Собеседник хихикает.

– Нет-нет, не в наш, а в швейцарский, ездил туда на конференцию и ухитрился вывезти, не декларируя, понятно, их ценность… В депозитный сейф, или как оно там у них называется. То есть, под них еще идут какие-то проценты. А в пачке пятьдесят банкнот. В прессовом состоянии! Вы представляете себе?!

Теперь на милом интеллигентном лице собеседника имеется явный интерес, в глазах мучительным подсчетом прыгают перечеркнутые вертикально латинские буквы S, точь-в-точь как в новом американском мультфильме. Можно делать эффектный ход:

– И тогда я написал Диме. Вы же знаете Диму?

Значки доллара в глазах собеседника сменяются вопросительными знаками.

– Диму Протопопова.

Собеседник кивает. Диму Протопопова знают все.

Правда, не всем известны о нем столь интимные вещи:

– Внук. Единственный внук Кацнельсона, завещание составлено на его имя. И, представляете, он мне ответил.

Пауза уместна, хоть и до последнего оставались сомнения. Наконец-то собеседник подает голос. Бросает скупую реплику сурового и немногословного человека дела:

– Что?

– Дима написал мне довольно длинное письмо. По электронной почте, у меня она есть, я вам говорил? Там было обо всем: о бонистике, о дедушке Менделе, о судьбах родины. Но, увы, он не ответил на мой единственный вопрос…
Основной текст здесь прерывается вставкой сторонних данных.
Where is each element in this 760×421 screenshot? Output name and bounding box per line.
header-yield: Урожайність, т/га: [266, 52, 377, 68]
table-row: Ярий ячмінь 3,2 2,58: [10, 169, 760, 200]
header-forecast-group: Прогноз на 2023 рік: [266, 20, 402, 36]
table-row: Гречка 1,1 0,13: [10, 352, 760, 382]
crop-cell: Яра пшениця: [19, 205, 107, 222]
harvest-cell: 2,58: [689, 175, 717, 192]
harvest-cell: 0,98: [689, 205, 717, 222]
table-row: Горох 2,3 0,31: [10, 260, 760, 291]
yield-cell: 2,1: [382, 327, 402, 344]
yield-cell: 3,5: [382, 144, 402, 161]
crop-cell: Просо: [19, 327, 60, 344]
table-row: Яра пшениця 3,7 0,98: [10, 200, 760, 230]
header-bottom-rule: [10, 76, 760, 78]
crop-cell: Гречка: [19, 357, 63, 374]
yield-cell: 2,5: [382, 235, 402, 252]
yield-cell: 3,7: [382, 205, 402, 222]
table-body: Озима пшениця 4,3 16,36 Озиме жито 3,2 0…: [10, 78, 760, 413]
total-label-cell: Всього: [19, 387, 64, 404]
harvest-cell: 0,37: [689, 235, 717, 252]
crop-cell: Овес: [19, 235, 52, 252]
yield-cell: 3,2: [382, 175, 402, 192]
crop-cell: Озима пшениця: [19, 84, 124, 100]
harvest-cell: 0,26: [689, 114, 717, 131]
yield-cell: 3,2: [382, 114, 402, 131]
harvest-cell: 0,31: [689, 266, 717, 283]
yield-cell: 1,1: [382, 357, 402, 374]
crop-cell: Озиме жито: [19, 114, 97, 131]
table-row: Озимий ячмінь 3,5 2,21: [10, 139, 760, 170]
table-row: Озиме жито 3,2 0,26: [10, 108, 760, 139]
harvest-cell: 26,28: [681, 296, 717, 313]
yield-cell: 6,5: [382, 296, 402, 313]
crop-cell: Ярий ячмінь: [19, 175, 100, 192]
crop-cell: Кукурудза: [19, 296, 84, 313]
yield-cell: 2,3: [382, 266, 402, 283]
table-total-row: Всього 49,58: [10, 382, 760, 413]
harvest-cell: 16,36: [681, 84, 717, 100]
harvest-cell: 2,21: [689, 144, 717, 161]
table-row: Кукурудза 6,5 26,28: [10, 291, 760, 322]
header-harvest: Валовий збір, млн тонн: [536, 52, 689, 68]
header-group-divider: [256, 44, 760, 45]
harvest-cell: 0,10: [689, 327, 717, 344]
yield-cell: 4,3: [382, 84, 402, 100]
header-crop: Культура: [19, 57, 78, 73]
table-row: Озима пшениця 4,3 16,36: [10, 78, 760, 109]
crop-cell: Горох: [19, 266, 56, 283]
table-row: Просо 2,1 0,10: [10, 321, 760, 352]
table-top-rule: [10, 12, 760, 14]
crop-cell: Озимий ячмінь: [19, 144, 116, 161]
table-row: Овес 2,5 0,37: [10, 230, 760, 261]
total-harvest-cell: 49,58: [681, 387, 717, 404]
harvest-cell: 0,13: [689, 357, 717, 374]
Теперь пауза носит чисто театральный, необязательный характер, но уже можно ее себе позволить:

– Получил – или не получил?

* * *

У Димы Протопопова в его двадцать четыре было больше врагов и завистников, чем у нормальных людей набирается к концу жизни знакомых вообще. С другой стороны, не со всеми своими завистниками и врагами он был знаком лично – это его знали все. Недруги называли Диму хамом, скопидомом, выскочкой и жидовской мордой – и были правы по всем пунктам. Этимологию Диминой фамилии они выводили не из священства, а из анатомии, смешно заменяя одну из многочисленных «п»; впрочем, намекали, что фамилия у него ненастоящая. Хотя на самом деле все было сложнее.

Дима был худ и нескладен, в быту заносчив и хмур, неприлично много матерился и никогда не давал в долг, хотя зарабатывал тоже, по слухам, неприлично много. Так что друзей у него практически не было.

Любили Диму только девушки и телекамера. И если относительно девушек враги завистливо кивали на размеры Диминого носа, то с камерой дело обстояло и вовсе непонятно.